Malaysia’s government has promoted a ‘conversion therapy’ app which it said would help LGBTQ+ people “return to nature”.

The app, which is called Hijrah Diri – Homoseksualiti and was first released in July 2016, was tweeted about on 9 March by JAKIM, the country’s Department of Islamic Development.

“Hijrah Diri is an application of JAKIM’s initiative with Yayasan Ihtimam Malaysia to help the LGBT community return to nature,” the federal government agency wrote on Twitter.

“Currently only available in the Google Play Store.”

JAKIM provided more details of Hijrah Diri – Homoseksualiti in a follow up tweet, stating that it “contains an eBook that refers to the true experience of a gay man who migrated during Ramadan to abandon homosexual behaviour.”

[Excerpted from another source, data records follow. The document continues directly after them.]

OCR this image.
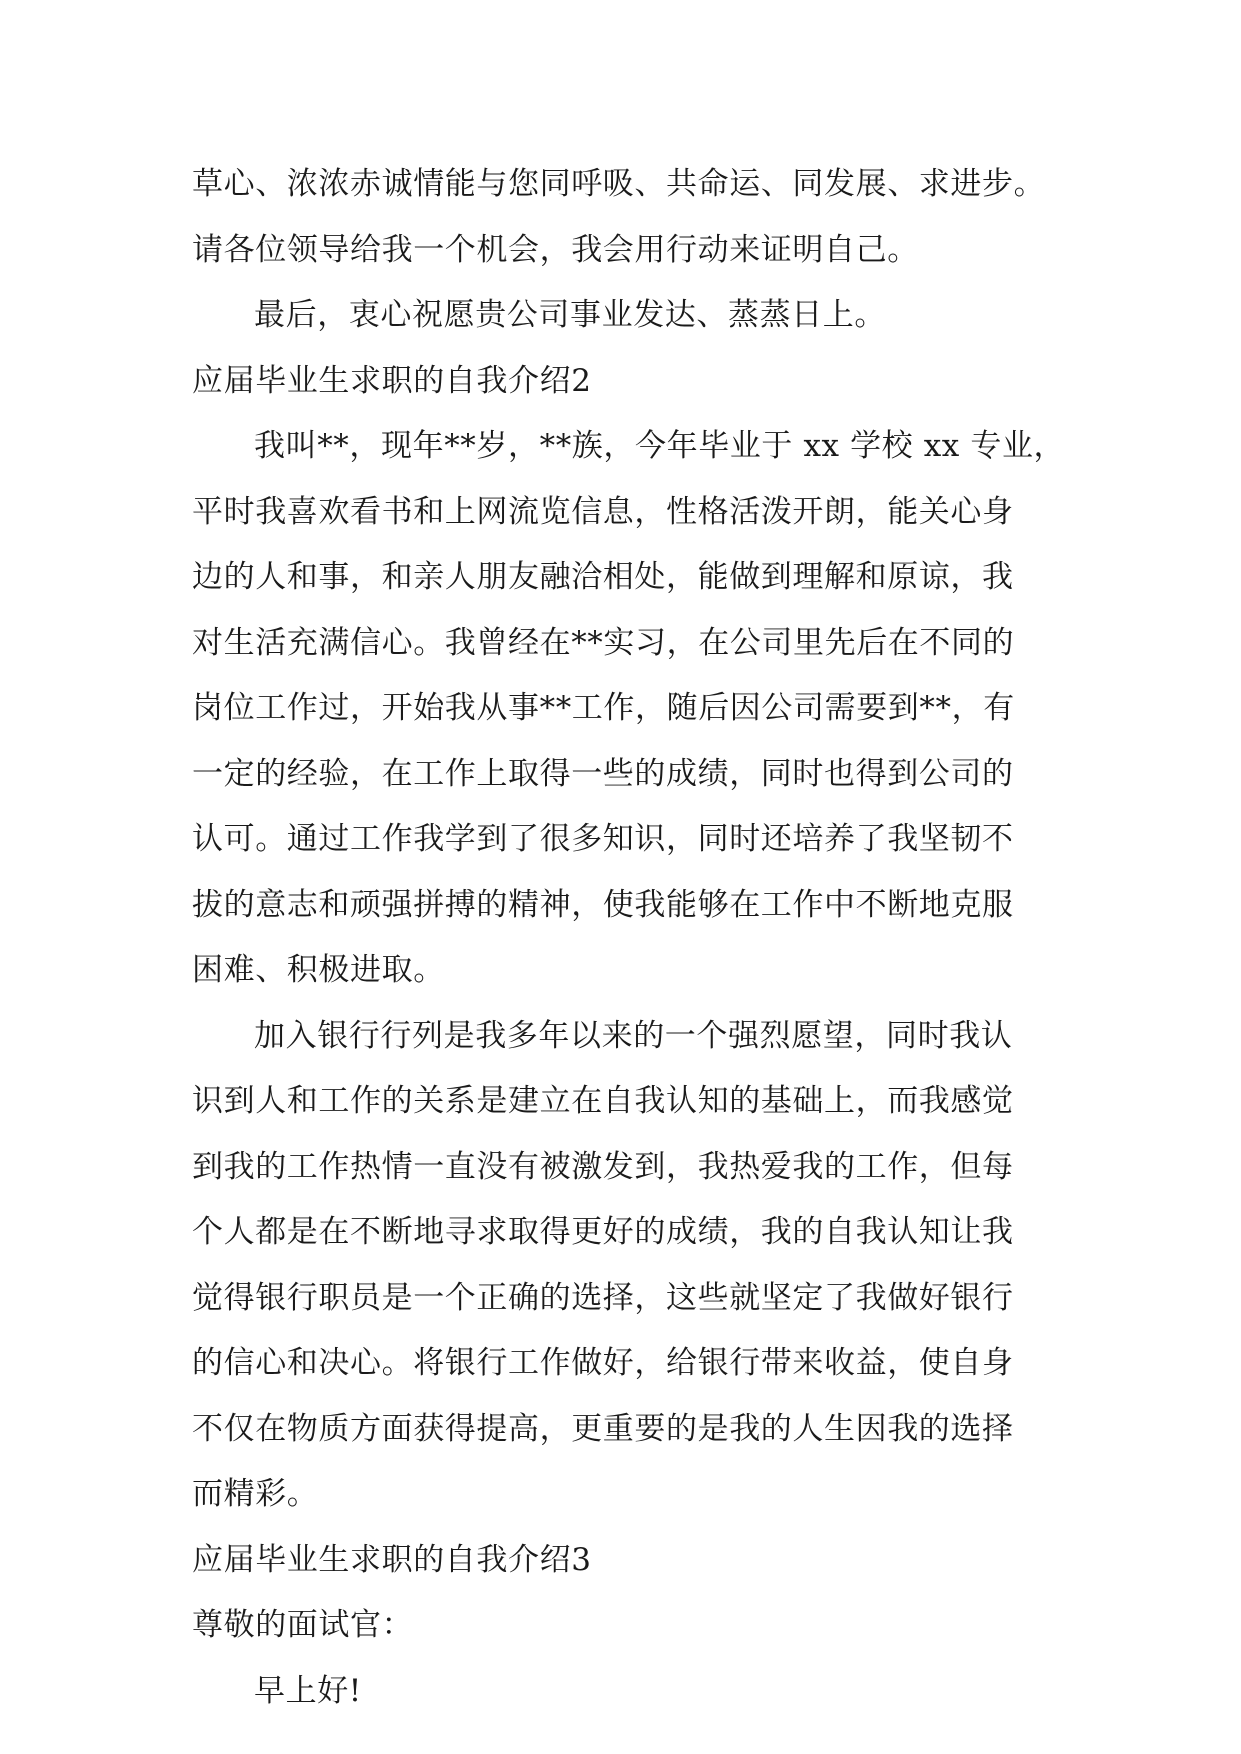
草心、浓浓赤诚情能与您同呼吸、共命运、同发展、求进步。
请各位领导给我一个机会，我会用行动来证明自己。

最后，衷心祝愿贵公司事业发达、蒸蒸日上。

应届毕业生求职的自我介绍2

我叫**，现年**岁，**族，今年毕业于 xx 学校 xx 专业，

平时我喜欢看书和上网流览信息，性格活泼开朗，能关心身
边的人和事，和亲人朋友融洽相处，能做到理解和原谅，我
对生活充满信心。我曾经在**实习，在公司里先后在不同的
岗位工作过，开始我从事**工作，随后因公司需要到**，有
一定的经验，在工作上取得一些的成绩，同时也得到公司的
认可。通过工作我学到了很多知识，同时还培养了我坚韧不
拔的意志和顽强拼搏的精神，使我能够在工作中不断地克服
困难、积极进取。

加入银行行列是我多年以来的一个强烈愿望，同时我认

识到人和工作的关系是建立在自我认知的基础上，而我感觉
到我的工作热情一直没有被激发到，我热爱我的工作，但每
个人都是在不断地寻求取得更好的成绩，我的自我认知让我
觉得银行职员是一个正确的选择，这些就坚定了我做好银行
的信心和决心。将银行工作做好，给银行带来收益，使自身
不仅在物质方面获得提高，更重要的是我的人生因我的选择
而精彩。

应届毕业生求职的自我介绍3

尊敬的面试官：

早上好!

The description of it on the Google Play Store stated that the app exists so that LGBTQ+ people can “overcome the problem of homosexuality” to “achieve real success in this world and the hereafter.”

“It is a common sense approach based on self-awareness, mental and behavioural [sic] changes with how to understand and appreciate the beauty and grace of God,” it continued.

It has now been removed from the Play store following fierce backlash to the app being freshly promoted by the country’s government, as the platform’s guidelines do not permit applications “that attempt to deceive users or enable dishonest behaviour including but not limited to apps which are determined to be functionally impossible.”

“Whenever an app is flagged to us, we investigate against our Play store policies and if violations are found we take appropriate action to maintain a trusted experience for all,” Google told The Guardian on 17 March.

‘Conversion therapy’ is typically defined as any attempt at changing a person’s sexuality or gender identity, often involving techniques such as electroshock therapy or prayer.

It has been widely condemned by health experts all over the world, with some comparing it to torture.

Among these are the National Health Service, World Health Organisation, World Psychiatric Association and the United Nations.

As such, the app was unsurprisingly met with an overwhelmingly negative response online – with one person branding it as “despicable”.

“Leave the gays alone, disgusting waste of tax payers money for bs hatred, may this organisation be dismantled ASAP for the persecution of the LGBTQ,” someone else tweeted.

Another user added: “It’s funny because they could use the resources on other important matters but they wasted the money in creating an app that seems a lot gayer than any queer veterans.”

“I present to you JAKIM: the most useless funnel of our country’s resources,” a fourth said.

Although convictions rarely occur, gay relations remain illegal in Malaysia.

The UK government has promised a ban on ‘conversion therapy’ for some time, though is yet to implement one.